There are two useful ways to look at code coverage. The first and most obvious is a generated percentage. This can tell you at a glance how much code is executed during your tests. The second useful way of looking at code coverage is in generated reports, which could be in XML form, JSON, or if your test suite supports it, HTML. I find the HTML report to be the easiest to digest, especially if it contains clickable links to any given class or include, and a way of visualizing line-by-line whether the code was executed or not.

Code coverage in the high-90's or even 100% does not come easy. I found that code that performs a fork() or similar is not easy to cover, since the process that is running the test code is now in a different thread and will likely not communicate coverage back to the main process. This means that the code coverage rating as indicated by your test suite is not always 100% accurate.

In multi-threaded applications, the results from worker processes are easily testable if they are returned to main() (or equivalent), or even testing side effects is generally somewhat easy to do. Some unit test frameworks allow you to claim coverage with annotations, even if the test framework would otherwise indicate a block of code as not covered. The reason that this exists is clear, but I would argue that it is better to let the coverage be less than 100% to expose the amount of code that is not truly considered in the line-for-line metrics.

Is it maintainable?

Code complexity is completely ignored by unit tests. It does not matter how complex or unreadable the code is. If it works, the tests pass.

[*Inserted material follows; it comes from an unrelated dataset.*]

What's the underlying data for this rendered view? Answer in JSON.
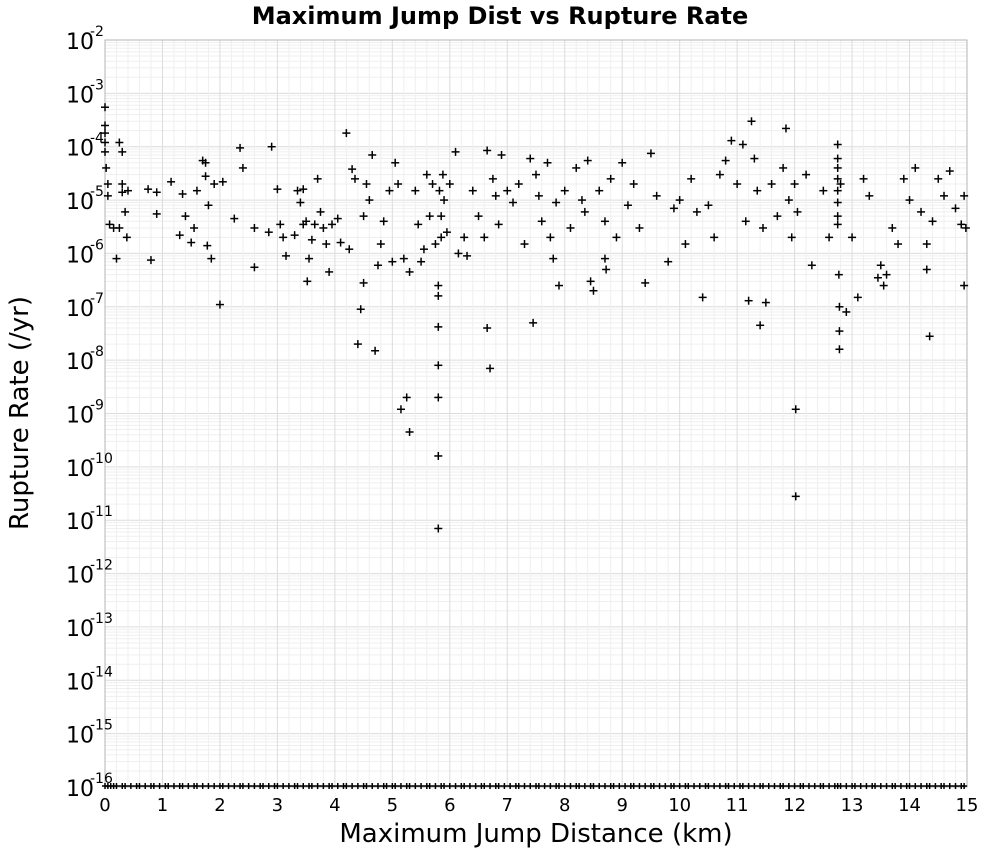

Tests passing is a very machine-centric way of determining code quality. The fact of the matter is that humans are writing the code being tested, so how is it possible to determine human readability and comprehension? If there is a 300-line method that forks two separate times and depends on the side effects of other bits of code in the application, how long would it take for a new developer to fully understand what that method accomplishes and what its dependencies are versus having five or six separate methods that perform smaller tasks to accomplish the same thing?

Code Climate is an awesome approach at surfacing coding practice for open source applications. Code Climate will measure things like number of lines in any given method, how many conditions are in each method, number of nested loops, assignments, and a number of other things to determine the overall complexity of any given code block. Code Climate also detects code repetition, which makes determining when something needs to be broken out into a function very easy. Code Climate also breaks all of this down into an easy-to-understand "GPA" of sorts (0.0 through 4.0) to indicate at a glance what the overall complexity of the application looks like.

Having readable and comprehensible code is critical to the maintainability of the application, and deterministic to patches submitted versus bugs opened in hopes that the maintainer will fix it.

Exposing code quality metrics

There are probably a number of ways to expose the quality metrics of a given application. Some online application quality and testing tools even expose a small GIF image that can be used on a project's main web page to indicate the current metrics, which is great if you have an open source project with a publicly-accessible home page or project namespace. Some examples include:

Travis CI


Code Climate

Exposing code quality metrics is like maintaining a front lawn - having a thick, lush green carpet across the yard shows passersby that it is cared for and enjoyed by its maintainer. In the same way, having unit tests that pass along with a high rating in both code coverage and code climate says something about the quality of a project that a good README file just can't.

Example Application

I recently released a small open source application called Oaf, which demonstrates all of the code quality tools mentioned in this post. Below are example "badges", which are a more-or-less live representation of build status, code coverage, and code climate:

Build Status Coverage Status Code Climate

You can also click on the above badges to view test output and coverage / climate trending.

A few bottom lines

  • Using metrics like build status, code coverage, and code climate can give you an idea of the state of code in an application.
  • Perfect ratings don't always mean better code.